No momento da maior crise de todos os tempos no mundo da indústria automotiva, pelo menos uma montadora está se expandindo e pretende sair fortalecida: a FIAT que sob a liderança de Sergio Marchione está se tornando, com a aquisição do comando da Chrysler, na sexta maior empresa do setor – atrás da Toyota, GM, Volkswagen, Renault-Nissan e Ford. Todas estão enfrentando desafios gigantescos, com destaques preocupantes para a nipo-francesa e a combalida GM.

A liderança da Fiat nos negócios da Chrysler vai produzir uma virada e tanto na tradicional montadora americana em pelo menos dois aspectos: (I) tecnologia para fabricação de carros menores e mais eficientes e (II) na penetração no mercado da América Latina, onde a empresa americana vendeu no ano passado apenas pouco mais de 12 mil veículos.

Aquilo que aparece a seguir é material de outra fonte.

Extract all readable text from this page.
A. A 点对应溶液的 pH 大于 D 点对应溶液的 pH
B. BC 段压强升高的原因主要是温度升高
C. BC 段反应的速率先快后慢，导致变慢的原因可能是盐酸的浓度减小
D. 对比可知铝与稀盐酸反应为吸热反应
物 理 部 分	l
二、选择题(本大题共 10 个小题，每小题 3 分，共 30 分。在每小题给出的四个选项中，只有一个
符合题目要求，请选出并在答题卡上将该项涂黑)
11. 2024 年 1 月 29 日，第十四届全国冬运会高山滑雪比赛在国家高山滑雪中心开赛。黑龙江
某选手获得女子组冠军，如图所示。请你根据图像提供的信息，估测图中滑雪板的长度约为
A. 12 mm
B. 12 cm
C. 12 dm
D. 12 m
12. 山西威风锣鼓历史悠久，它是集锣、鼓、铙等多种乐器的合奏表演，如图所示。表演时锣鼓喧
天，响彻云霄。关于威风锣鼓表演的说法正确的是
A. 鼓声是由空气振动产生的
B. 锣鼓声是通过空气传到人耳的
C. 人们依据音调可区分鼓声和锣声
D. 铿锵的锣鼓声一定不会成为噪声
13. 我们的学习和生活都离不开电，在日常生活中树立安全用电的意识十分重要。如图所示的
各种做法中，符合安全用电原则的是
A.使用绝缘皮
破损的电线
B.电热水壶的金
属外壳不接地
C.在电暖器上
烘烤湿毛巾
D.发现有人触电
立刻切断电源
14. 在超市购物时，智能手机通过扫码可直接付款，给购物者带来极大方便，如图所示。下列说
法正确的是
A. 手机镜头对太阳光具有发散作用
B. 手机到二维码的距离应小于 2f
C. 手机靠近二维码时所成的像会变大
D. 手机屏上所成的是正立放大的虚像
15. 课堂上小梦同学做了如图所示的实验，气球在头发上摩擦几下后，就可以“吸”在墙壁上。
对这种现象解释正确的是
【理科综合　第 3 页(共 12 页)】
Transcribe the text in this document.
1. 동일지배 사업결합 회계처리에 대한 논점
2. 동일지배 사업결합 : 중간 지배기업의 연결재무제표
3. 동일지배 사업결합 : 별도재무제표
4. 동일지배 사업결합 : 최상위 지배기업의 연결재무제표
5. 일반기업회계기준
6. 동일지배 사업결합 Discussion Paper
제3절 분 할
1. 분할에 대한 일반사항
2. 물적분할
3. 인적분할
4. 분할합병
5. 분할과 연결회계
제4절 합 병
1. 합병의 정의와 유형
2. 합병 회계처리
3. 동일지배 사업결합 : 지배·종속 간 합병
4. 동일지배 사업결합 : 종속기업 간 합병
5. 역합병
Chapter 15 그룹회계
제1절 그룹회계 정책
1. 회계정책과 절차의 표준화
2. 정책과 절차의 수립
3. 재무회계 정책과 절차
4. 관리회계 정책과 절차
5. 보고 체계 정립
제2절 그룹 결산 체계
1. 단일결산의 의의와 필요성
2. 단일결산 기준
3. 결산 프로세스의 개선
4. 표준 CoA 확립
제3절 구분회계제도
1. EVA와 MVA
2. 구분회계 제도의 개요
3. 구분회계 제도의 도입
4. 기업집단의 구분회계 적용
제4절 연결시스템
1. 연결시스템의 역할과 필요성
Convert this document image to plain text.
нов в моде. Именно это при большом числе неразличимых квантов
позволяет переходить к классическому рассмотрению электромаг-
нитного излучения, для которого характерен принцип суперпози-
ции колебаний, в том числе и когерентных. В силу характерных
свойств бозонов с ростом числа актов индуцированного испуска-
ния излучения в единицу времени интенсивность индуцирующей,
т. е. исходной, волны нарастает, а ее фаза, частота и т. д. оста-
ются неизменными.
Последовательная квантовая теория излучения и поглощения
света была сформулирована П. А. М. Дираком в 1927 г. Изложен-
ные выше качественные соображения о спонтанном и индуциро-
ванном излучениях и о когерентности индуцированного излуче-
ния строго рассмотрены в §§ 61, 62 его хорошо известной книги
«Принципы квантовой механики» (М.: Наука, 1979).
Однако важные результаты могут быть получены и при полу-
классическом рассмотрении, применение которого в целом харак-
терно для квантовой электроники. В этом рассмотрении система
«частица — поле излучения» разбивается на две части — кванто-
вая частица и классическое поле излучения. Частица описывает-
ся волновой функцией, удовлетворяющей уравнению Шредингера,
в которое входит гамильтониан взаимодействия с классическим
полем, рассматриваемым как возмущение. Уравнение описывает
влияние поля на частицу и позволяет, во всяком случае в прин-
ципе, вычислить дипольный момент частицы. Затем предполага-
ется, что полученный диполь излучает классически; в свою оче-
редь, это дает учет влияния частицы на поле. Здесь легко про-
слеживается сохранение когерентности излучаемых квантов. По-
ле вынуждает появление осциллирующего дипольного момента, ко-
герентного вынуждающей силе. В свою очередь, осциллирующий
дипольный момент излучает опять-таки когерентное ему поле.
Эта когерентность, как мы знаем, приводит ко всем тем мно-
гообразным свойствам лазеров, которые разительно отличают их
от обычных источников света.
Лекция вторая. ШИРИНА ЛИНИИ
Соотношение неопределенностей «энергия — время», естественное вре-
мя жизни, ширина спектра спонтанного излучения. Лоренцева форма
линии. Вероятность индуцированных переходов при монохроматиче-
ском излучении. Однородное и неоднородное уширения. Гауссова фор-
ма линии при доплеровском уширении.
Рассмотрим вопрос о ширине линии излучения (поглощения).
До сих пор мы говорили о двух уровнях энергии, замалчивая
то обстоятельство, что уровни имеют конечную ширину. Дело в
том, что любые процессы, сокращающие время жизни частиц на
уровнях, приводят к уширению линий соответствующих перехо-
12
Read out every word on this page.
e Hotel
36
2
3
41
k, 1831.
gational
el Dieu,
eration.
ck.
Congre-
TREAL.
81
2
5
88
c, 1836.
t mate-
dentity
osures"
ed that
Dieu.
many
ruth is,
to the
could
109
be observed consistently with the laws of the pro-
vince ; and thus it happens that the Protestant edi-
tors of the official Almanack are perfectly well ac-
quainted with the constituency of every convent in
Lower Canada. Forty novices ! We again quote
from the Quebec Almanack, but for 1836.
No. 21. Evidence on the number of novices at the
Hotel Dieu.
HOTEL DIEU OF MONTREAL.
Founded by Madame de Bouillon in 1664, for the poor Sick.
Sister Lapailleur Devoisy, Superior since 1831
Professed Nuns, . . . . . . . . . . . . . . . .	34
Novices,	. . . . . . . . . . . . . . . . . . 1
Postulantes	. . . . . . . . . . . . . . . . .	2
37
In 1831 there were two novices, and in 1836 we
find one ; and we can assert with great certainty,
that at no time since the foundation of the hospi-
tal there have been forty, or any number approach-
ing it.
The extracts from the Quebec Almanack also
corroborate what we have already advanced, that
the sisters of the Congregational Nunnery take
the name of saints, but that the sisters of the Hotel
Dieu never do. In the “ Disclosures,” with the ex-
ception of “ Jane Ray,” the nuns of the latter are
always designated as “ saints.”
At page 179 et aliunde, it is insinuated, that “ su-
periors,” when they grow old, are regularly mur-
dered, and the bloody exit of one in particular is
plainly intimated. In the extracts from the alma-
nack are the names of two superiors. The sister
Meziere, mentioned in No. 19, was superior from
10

Meu vizinho no condomínio onde moro estava bastante preocupado hoje pela manhã. Ele é proprietário de um grande utilitário esportivo da Chrysler, um modelo importado – já que a marca não possui nenhuma fábrica no Brasil. Ele adquiriu esse tradicional gosto americano pelos grandes veículos durante o período que residiu na Califórnia. No elevador, me perguntou se eu achava que a Fiat iria ou não manter os poucos 32 pontos de venda que a Chrysler possui no Brasil, o que garantiria a assistência técnica à qual estava acostumado. Afinal – disse-me ele: “a gente compra hoje um carro não é só pelo produto, mas pela qualidade dos serviços que espera receber”.

A estratégia de Marchione é bastante ousada. Desde 2004 ele já montou cerca de 30 associações em vários países do mundo como na Rússia, na Índia, na China — só nesse país a nova fábrica que será construída em parceria com o Guangzhou Group pretende produzir 140 mil veículos por ano.

Você acha que Marchione está certo em expandir a FIAT na hora da crise ou ele deveria ser mais cauteloso e esperar a poeira passar? E no futuro, terá ainda lugar o sonho americano das grandes pick ups, utilitários e automóveis grandes?